Local Authority Fostering and Me

I’m Dwaine. I have been part of a ‘Foster family’ for 14 and half years. When it was first announced that my parents were going to become foster parents for the local authority, I was due to start a family of my own. In fact, the day my son was born, was the day my foster brother moved into my then family home.

I remember it like it was yesterday. My priorities had changed in the matter of a few hours, and to add to it, my family dynamic which I relied heavily on in the past, were being replaced with someone I had worries and uncertainties about.  


You hear horror stories, the dread of what can happen next – more so, I hope my child is safe entering my once home, and don’t miss out on the care and support my parents gave to me and my brothers growing up.

I spoke with my parents about my concerns, and got assured that the new addition to our family understood the situation, and basically wanted to be involved and cared for: just like my new born son.

At this stage in my life, I thought I was ready for the responsibility and change. The parental mindset I had achieved, was welcome to the change I had brought. But I wasn’t sure if this big of change was appreciated by me personally.

Through conversations with my support network the social workers who attended very regularly,

I began to look at the changes as an opportunity, where a new beginning could provide a sense of belonging for my new born son and my now foster sibling. 

The bedding in period was smoother than I anticipated.
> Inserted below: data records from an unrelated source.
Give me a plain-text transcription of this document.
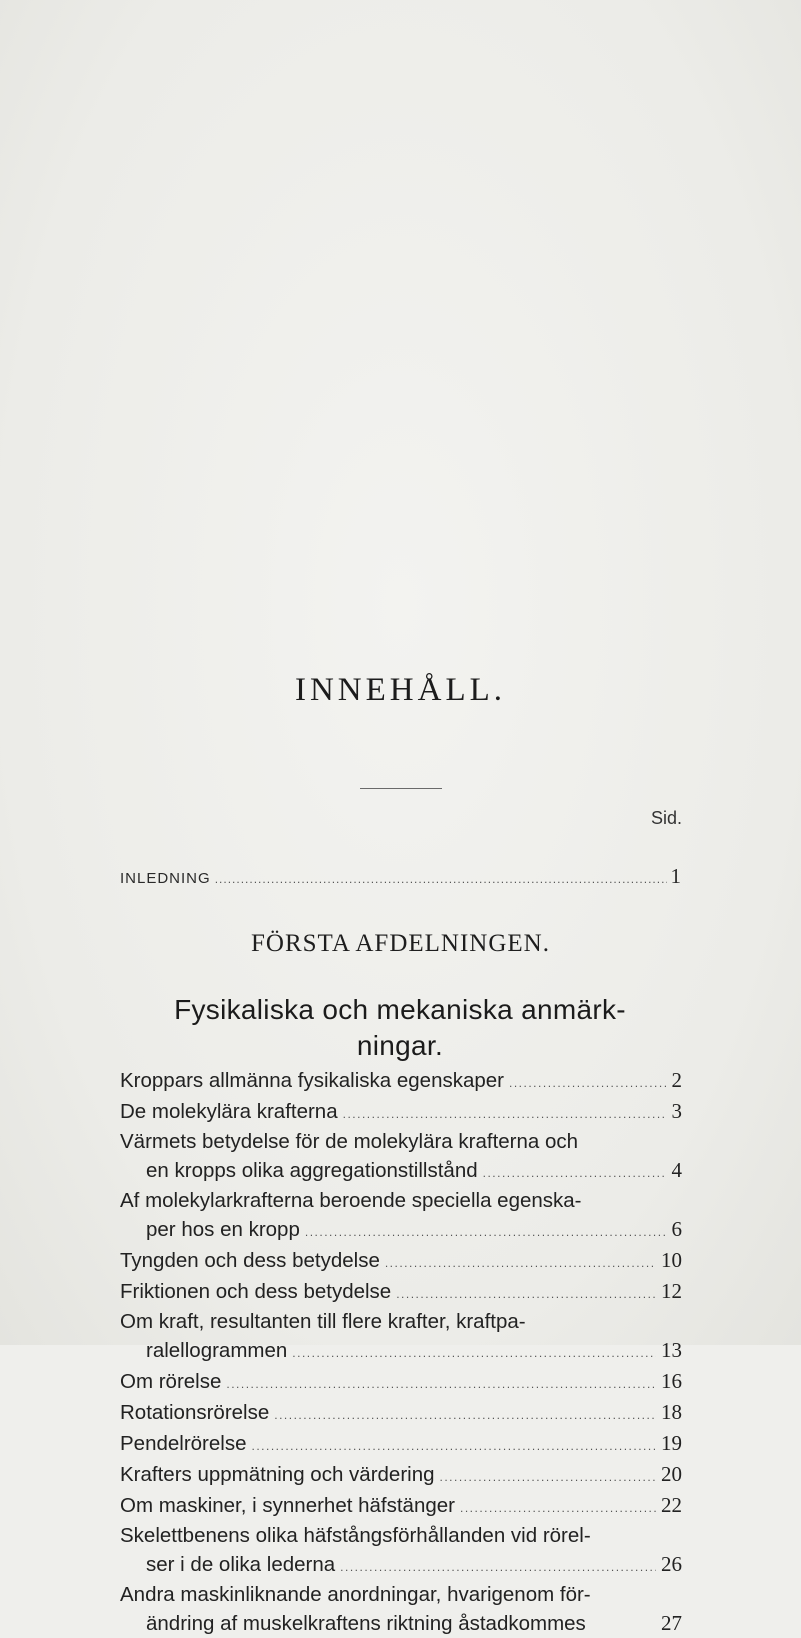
INNEHÅLL.
Sid.
INLEDNING .....	1
FÖRSTA AFDELNINGEN.
Fysikaliska och mekaniska anmärk-
ningar.
Kroppars allmänna fysikaliska egenskaper .....	2
De molekylära krafterna .....	3
Värmets betydelse för de molekylära krafterna och
en kropps olika aggregationstillstånd .....	4
Af molekylarkrafterna beroende speciella egenska-
per hos en kropp .....	6
Tyngden och dess betydelse .....	10
Friktionen och dess betydelse .....	12
Om kraft, resultanten till flere krafter, kraftpa-
ralellogrammen .....	13
Om rörelse .....	16
Rotationsrörelse .....	18
Pendelrörelse .....	19
Krafters uppmätning och värdering .....	20
Om maskiner, i synnerhet häfstänger .....	22
Skelettbenens olika häfstångsförhållanden vid rörel-
ser i de olika lederna .....	26
Andra maskinliknande anordningar, hvarigenom för-
ändring af muskelkraftens riktning åstadkommes	27
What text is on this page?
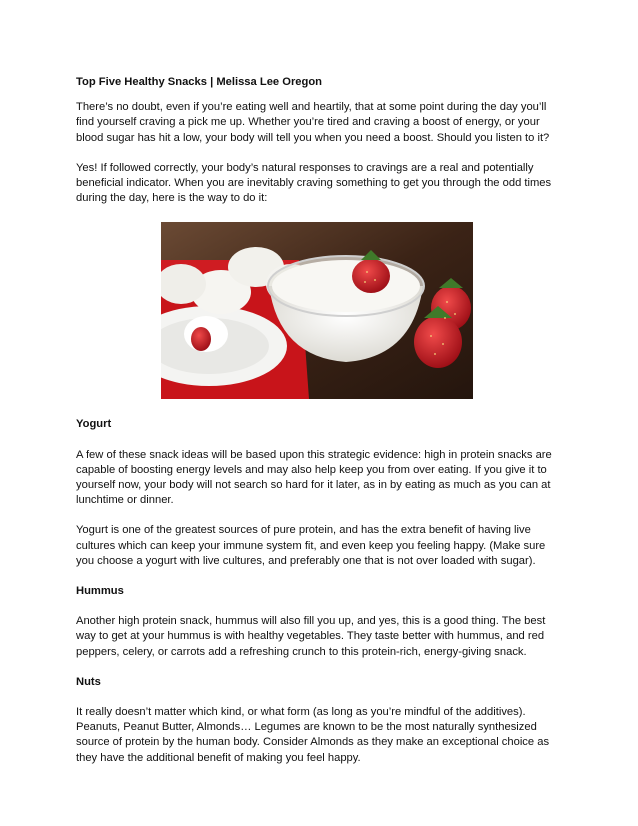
Top Five Healthy Snacks | Melissa Lee Oregon

There’s no doubt, even if you’re eating well and heartily, that at some point during the day you’ll find yourself craving a pick me up. Whether you’re tired and craving a boost of energy, or your blood sugar has hit a low, your body will tell you when you need a boost. Should you listen to it?

Yes! If followed correctly, your body’s natural responses to cravings are a real and potentially beneficial indicator. When you are inevitably craving something to get you through the odd times during the day, here is the way to do it:

Yogurt

A few of these snack ideas will be based upon this strategic evidence: high in protein snacks are capable of boosting energy levels and may also help keep you from over eating. If you give it to yourself now, your body will not search so hard for it later, as in by eating as much as you can at lunchtime or dinner.

Yogurt is one of the greatest sources of pure protein, and has the extra benefit of having live cultures which can keep your immune system fit, and even keep you feeling happy. (Make sure you choose a yogurt with live cultures, and preferably one that is not over loaded with sugar).

Hummus

Another high protein snack, hummus will also fill you up, and yes, this is a good thing. The best way to get at your hummus is with healthy vegetables. They taste better with hummus, and red peppers, celery, or carrots add a refreshing crunch to this protein-rich, energy-giving snack.

Nuts

It really doesn’t matter which kind, or what form (as long as you’re mindful of the additives). Peanuts, Peanut Butter, Almonds… Legumes are known to be the most naturally synthesized source of protein by the human body. Consider Almonds as they make an exceptional choice as they have the additional benefit of making you feel happy.
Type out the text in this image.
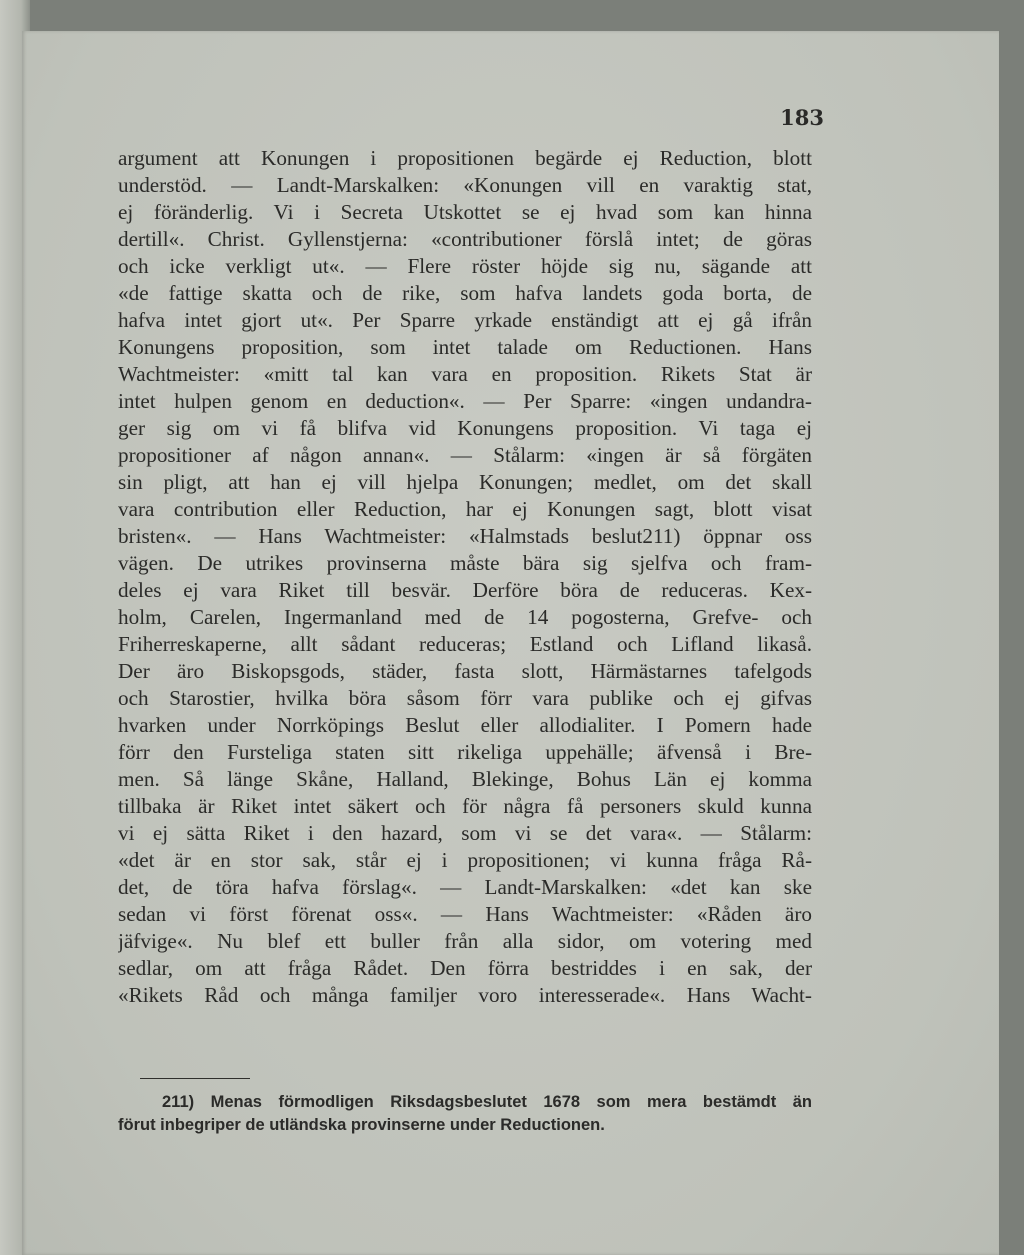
183
argument att Konungen i propositionen begärde ej Reduction, blott
understöd. — Landt-Marskalken: «Konungen vill en varaktig stat,
ej föränderlig. Vi i Secreta Utskottet se ej hvad som kan hinna
dertill«. Christ. Gyllenstjerna: «contributioner förslå intet; de göras
och icke verkligt ut«. — Flere röster höjde sig nu, sägande att
«de fattige skatta och de rike, som hafva landets goda borta, de
hafva intet gjort ut«. Per Sparre yrkade enständigt att ej gå ifrån
Konungens proposition, som intet talade om Reductionen. Hans
Wachtmeister: «mitt tal kan vara en proposition. Rikets Stat är
intet hulpen genom en deduction«. — Per Sparre: «ingen undandra-
ger sig om vi få blifva vid Konungens proposition. Vi taga ej
propositioner af någon annan«. — Stålarm: «ingen är så förgäten
sin pligt, att han ej vill hjelpa Konungen; medlet, om det skall
vara contribution eller Reduction, har ej Konungen sagt, blott visat
bristen«. — Hans Wachtmeister: «Halmstads beslut211) öppnar oss
vägen. De utrikes provinserna måste bära sig sjelfva och fram-
deles ej vara Riket till besvär. Derföre böra de reduceras. Kex-
holm, Carelen, Ingermanland med de 14 pogosterna, Grefve- och
Friherreskaperne, allt sådant reduceras; Estland och Lifland likaså.
Der äro Biskopsgods, städer, fasta slott, Härmästarnes tafelgods
och Starostier, hvilka böra såsom förr vara publike och ej gifvas
hvarken under Norrköpings Beslut eller allodialiter. I Pomern hade
förr den Fursteliga staten sitt rikeliga uppehälle; äfvenså i Bre-
men. Så länge Skåne, Halland, Blekinge, Bohus Län ej komma
tillbaka är Riket intet säkert och för några få personers skuld kunna
vi ej sätta Riket i den hazard, som vi se det vara«. — Stålarm:
«det är en stor sak, står ej i propositionen; vi kunna fråga Rå-
det, de töra hafva förslag«. — Landt-Marskalken: «det kan ske
sedan vi först förenat oss«. — Hans Wachtmeister: «Råden äro
jäfvige«. Nu blef ett buller från alla sidor, om votering med
sedlar, om att fråga Rådet. Den förra bestriddes i en sak, der
«Rikets Råd och många familjer voro interesserade«. Hans Wacht-
211) Menas förmodligen Riksdagsbeslutet 1678 som mera bestämdt än
förut inbegriper de utländska provinserne under Reductionen.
My foster brother became involved and wanted involvement with the new addition, he started to follow behaviours and patterns displayed from family members, which helped to provide a sense of belonging and dismissing the new addition title and a sense of belonging.

The relationship has gone strength to strength through the years that have passed. The support network that has been provided, has become natural and balanced as though the young man has always been in our family dynamics. We consider each other as brothers.

I am very proud of my foster sibling or I’d prefer to say…brother. Especially, what he has achieved by overcoming the barriers that presented. He has now moved into his own property, and studying at his local college.

I’d like to think likewise, where my family has become a better unit through fostering. It has supported me personally in my life and professionally in my career.